Al-Farobi membagi materi premis-premis silogisme menjadi empat bentuk:
(a)
Pengetahuan primer
(b)
Pengetahuan indera (mahsusat)
(c)
Opini-opini yang umumnya diterima (masyhurat)
(d)
Opini yang diterima (maqbulat).
Keempat
premis ini tidak sama tingkat kepercayaanya, ada yang mencapai tingkat
meyakinkan, mendekati keyakinan, sehinggga memunculkan hierarki tingkat hasil
silogisme. Pengetahuan primer adalah sebuah realitas yang ada dalam alam ide,
logika atau rasio manusia. Kemudia sumber kedua yaitu mahshushot adalah
penangkapan panca indera terhadap obyek yang kemudian ditashowurkan
(digambarkan) pada alam ide, kemudian baru dijadikan premis-premis atau
postulat-postulat.
2.
Metode Epistemologi Burhani
Metode rasional atau burhani ini semakin masuk
sebagai salah satu system pemikiran Islam Arab adalah masa al-Rozi (865-925 M).
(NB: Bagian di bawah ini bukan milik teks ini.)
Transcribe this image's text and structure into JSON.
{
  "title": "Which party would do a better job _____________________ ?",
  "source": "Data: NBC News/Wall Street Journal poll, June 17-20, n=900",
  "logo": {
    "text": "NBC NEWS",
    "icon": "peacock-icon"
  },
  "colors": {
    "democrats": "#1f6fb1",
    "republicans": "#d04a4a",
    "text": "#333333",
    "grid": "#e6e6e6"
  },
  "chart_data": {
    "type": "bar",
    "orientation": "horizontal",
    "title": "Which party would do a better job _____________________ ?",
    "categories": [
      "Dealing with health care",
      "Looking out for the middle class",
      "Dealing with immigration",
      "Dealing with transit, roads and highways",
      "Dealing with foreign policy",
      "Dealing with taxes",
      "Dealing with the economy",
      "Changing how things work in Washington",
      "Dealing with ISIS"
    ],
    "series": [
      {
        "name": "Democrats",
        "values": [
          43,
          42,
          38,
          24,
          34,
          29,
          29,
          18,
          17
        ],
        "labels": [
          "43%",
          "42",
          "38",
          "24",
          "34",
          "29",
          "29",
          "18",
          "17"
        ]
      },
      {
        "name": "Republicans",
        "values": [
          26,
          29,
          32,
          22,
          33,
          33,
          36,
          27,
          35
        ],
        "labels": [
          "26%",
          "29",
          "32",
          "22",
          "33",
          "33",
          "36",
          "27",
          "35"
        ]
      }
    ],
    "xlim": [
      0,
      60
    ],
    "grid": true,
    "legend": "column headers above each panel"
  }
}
Ia lebih ekstrim dalam teologi dan dikenal sebagai seorang rasionalis murni
yang hanya mempercayai akal. Menurut Al-Rozi semua pengetahuan – pada
prinsipnya – dapat diperoleh manusia selama ia menjadi manusia. Akallah yang
menjadi hakekat kemanusian, dan akal adalah satu-satunya alat untuk memperoleh
pengetahuan.[9]
Metode burhani akhirnya benar-benar mendapat tempat
dalam system pemikiran Islam setelah masa al-Farobi (870-950 M). Filosof
paripatetik yang dikenal sebagai ‘guru kedua’ (al-muallim al-tsani)
setelah Aristoteles sebagai ‘guru pertama’ (al-muallim al-awwal) karena
pengaruhnya yang besar dalam peletakan dasar-dasar filsafatnya, bahkan menempatkanya
sebagai metode paling baik dan unggul, sehingga ilmu-ilmu filsafat yang memakai
metode burhani dinilai lebih tinggi kedudukanya dibanding ilmu-ilmu agama; ilmu
kalam (teologi) dan fiqh (yurisprudensi), yang tidah mempergunakan metode
burhani. Hal yang sama juga dilakukan oleh Ibnu Rusyd (1126-1198) ketika secara
jelas menyatakan bahwa metode burhani (demonstratif) untuk kalangan elit
terpelajar, metode dialektika (jadal) untuk kalangan menengah dan metode
retorik (khitobi) untuk kalangan awam.[10]
Sistem pemikiran Burhani sangatlah berbeda
jika dibandingkan dengan sistem pemikiran Bayani yang secara apriori
telah menjadikan realitas kewahyuan (al-Quran dan Sunnah) yang terkemas
dalam wacana bahasa dan agama sebagai acuan berpijak bagi pemerolehan
pengetahuan. Juga berbeda dengan nalar 'Irfani yang mendasarkan
pengetahun pada direct experience (pengalaman langsung). Demikian juga,
menurut Ibn Bajjah, nalar Burhani (rasional) berbeda dengan nalar Jadali
(dialektis). Nalar Jadali dipergunakan untuk meyakinkan lawan bicara
dengan menunjukkan keabsahan atau ketidak absahan suatu ajaran tertentu
terlepas dari persoalan apakah pemikiran itu sendiri benar atau tidak. Sedang
nalar Burhani dimaksudkan untuk menganalisis faktor kausalitas dari tema-tema yang
dikajinya dan merumuskan suatu kebenaran, yaitu pengetahuan yang bersifat benar
dan meyakinkan, atau yang dikenal dalam bahasa Aristoteles sebagai
"ilmu". Di sinilah letak "keunggulan" nalar Burhani jika
dibandingkan dengan nalar yang lainnya, yaitu adanya kenyataan bahwa ia
menggunakan silogisme atau penalaran logis dengan menggunakan premis-premis
yang "benar, primer, dan niscaya", sehingga menghasilkan
kesimpulan-kesimpulan pengetahuan yang benar dan pasti. Oleh karenanya,
pembuktian secara demonstratif (Burhani) ini dipandang sebagai metode
pembuktian yang paling ilmiah.[11]
Sebagaimana telah diuraikan di atas, Aristoteles
merupakan orang pertama yang membangun epistemologi burhani yang populer dengan
logika mantiq yang meliputi persoalan alam, manusia dan Tuhan.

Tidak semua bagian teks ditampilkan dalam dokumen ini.